In today’s webinar, host Mark Walker, The Fintech Times’ Editorial Director, was joined by David Messenger, CEO of LianLian Global, Anthony Oduu, co-founder of Verto, Willy Lim, Global Advisory and Solutions Lead — Digital Currencies, Payments, and Capital Markets at R3; and Peter Woeste Christensen, Director at Frankfurt-based tech and consultancy firm LPA.
To watch the webinar in full, click here.
By its name, a central bank digital currency (CBDC) is the virtual format of a fiat currency for a particular nation or region. But why is it such a popular term right now? With pilots going well in China and encouraging words from the Treasury in the UK, CBDCs are moving forward at a spectacular pace. This webinar seeked to examine the reasons behind such a demand, and ask what technology and regulatory factors need to be in place to support an efficient roll out.

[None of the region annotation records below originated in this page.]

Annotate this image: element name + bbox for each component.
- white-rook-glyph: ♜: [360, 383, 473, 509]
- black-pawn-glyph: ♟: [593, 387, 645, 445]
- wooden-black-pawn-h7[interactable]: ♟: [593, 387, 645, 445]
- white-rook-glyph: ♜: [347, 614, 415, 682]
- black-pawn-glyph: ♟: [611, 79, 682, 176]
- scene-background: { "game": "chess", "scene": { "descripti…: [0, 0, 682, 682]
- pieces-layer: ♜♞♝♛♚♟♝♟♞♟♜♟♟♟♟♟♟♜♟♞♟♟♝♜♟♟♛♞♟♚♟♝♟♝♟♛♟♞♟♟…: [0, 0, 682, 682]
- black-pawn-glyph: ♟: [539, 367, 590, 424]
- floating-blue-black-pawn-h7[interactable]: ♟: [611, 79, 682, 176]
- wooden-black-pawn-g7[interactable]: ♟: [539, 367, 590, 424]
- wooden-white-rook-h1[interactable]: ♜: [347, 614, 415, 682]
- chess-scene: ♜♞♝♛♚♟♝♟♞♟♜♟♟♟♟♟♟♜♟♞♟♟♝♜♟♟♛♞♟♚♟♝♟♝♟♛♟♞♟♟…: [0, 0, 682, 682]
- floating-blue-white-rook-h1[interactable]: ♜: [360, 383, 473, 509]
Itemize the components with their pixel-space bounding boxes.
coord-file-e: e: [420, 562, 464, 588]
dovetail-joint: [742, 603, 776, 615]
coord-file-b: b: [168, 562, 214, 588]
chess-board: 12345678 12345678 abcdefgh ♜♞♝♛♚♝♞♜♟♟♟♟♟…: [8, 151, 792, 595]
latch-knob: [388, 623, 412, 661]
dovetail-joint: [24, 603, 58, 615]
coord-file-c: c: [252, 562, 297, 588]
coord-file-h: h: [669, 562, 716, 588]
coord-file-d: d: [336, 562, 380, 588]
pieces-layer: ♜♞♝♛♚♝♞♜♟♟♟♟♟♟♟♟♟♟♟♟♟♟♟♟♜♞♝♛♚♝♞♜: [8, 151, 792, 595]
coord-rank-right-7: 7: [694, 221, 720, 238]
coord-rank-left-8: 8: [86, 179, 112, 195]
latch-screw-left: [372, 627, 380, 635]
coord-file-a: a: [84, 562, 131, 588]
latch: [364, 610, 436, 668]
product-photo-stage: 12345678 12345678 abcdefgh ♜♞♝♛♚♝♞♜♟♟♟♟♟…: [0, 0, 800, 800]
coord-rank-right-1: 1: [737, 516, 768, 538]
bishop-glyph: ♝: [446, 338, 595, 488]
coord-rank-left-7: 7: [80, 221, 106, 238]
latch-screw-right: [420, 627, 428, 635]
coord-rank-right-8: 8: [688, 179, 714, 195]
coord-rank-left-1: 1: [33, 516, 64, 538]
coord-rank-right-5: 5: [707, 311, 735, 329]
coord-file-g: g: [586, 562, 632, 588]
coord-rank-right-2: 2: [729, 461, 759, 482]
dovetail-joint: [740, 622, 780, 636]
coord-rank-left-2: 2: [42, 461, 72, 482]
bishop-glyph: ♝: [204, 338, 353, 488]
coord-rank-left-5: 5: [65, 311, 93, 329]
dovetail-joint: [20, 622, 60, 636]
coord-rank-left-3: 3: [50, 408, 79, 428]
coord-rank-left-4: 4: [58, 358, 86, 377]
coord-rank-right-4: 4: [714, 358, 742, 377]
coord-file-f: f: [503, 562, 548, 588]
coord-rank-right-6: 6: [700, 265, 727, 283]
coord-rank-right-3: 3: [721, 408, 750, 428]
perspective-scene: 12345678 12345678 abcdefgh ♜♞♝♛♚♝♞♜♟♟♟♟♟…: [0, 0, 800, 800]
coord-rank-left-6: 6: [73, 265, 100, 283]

The webinar kicked off by discussing the difference between a cryptocurrency and a CBDC. David Messenger began by saying, “There are three classes here. There are the true cryptos, the Bitcoins of the world, which I classify as a new technology plus ideology in terms of focus on annonoymity outside of regulatory control. Then there are CBDCs are at the other end of the spectrum, using the same technology but with the added issues that central banks care about in terms of financial stability, and the soverignty of their money, their currency. Then in the middle there are stable coins, which are within the regulatory framework, and they look to work within the central bank and regulatory frameworks around the world, but they are using the new technology through a private company basis rather than the central bank.”
The benefits for underbanked countries was then debated, with Singapore used as a case study. Having introduced a multicurrency CBDC, Anthony Oduu noted, “This makes it possible for your merchants to trade cross border, and for me, that is extremely important. Having a digital currency to replace a fiat one is not doing anything. It’s just one to one mapping, whereas if you can allow people to easily transact with neighbouring countries, where there might be liquidity in the currency accessibility, you almost automatically reduce the troubles of settlement delays.”
The adoption of CBDCs are not going to happen overnight the panel agreed. There must be incentive from big corporations, like McDonalds, to publically state they are accepting the currency, to increase user uptake.
Despite the benefits, there are some big risks with CBDCs, as the panel discussed whitewashing, digitisation for the sake of it, and if CBDCs are just a way of governments getting information on how companies are spending their money. The idea of a digital dollar as a reserve currency was then brought forward, as the panel looked to explain the risks associated with a foreign country’s CBDC being used and if this would give the government insights to another country’s economy.
Peter Woeste explained a bigger, more immediate risk of CBDCs is that they can replace government funding and allow them to mint money whenever. David Messenger added to this point by raising the issue of: how responsible is the government as a steward of its own currency? If people more confident in a foreign government’s currency than their own then a CBDC is destined to fail.
The panel concluded with everyone giving their views for the future. Whilst the overarching agreement was that it will take between five to 10 years for significant change to be seen in CBDCs as they need time to be uptaken, Willy Lim looked to the near future, pointing out that there are already countries following China’s approach. “I believe there will be a lot of cross border initiatives. In fact, I’m hardly predicting this – it’s already happening. You can see from Hong Kong and Singapore, they’re developing cross border enablement, and the central banks are already participating in these projects.”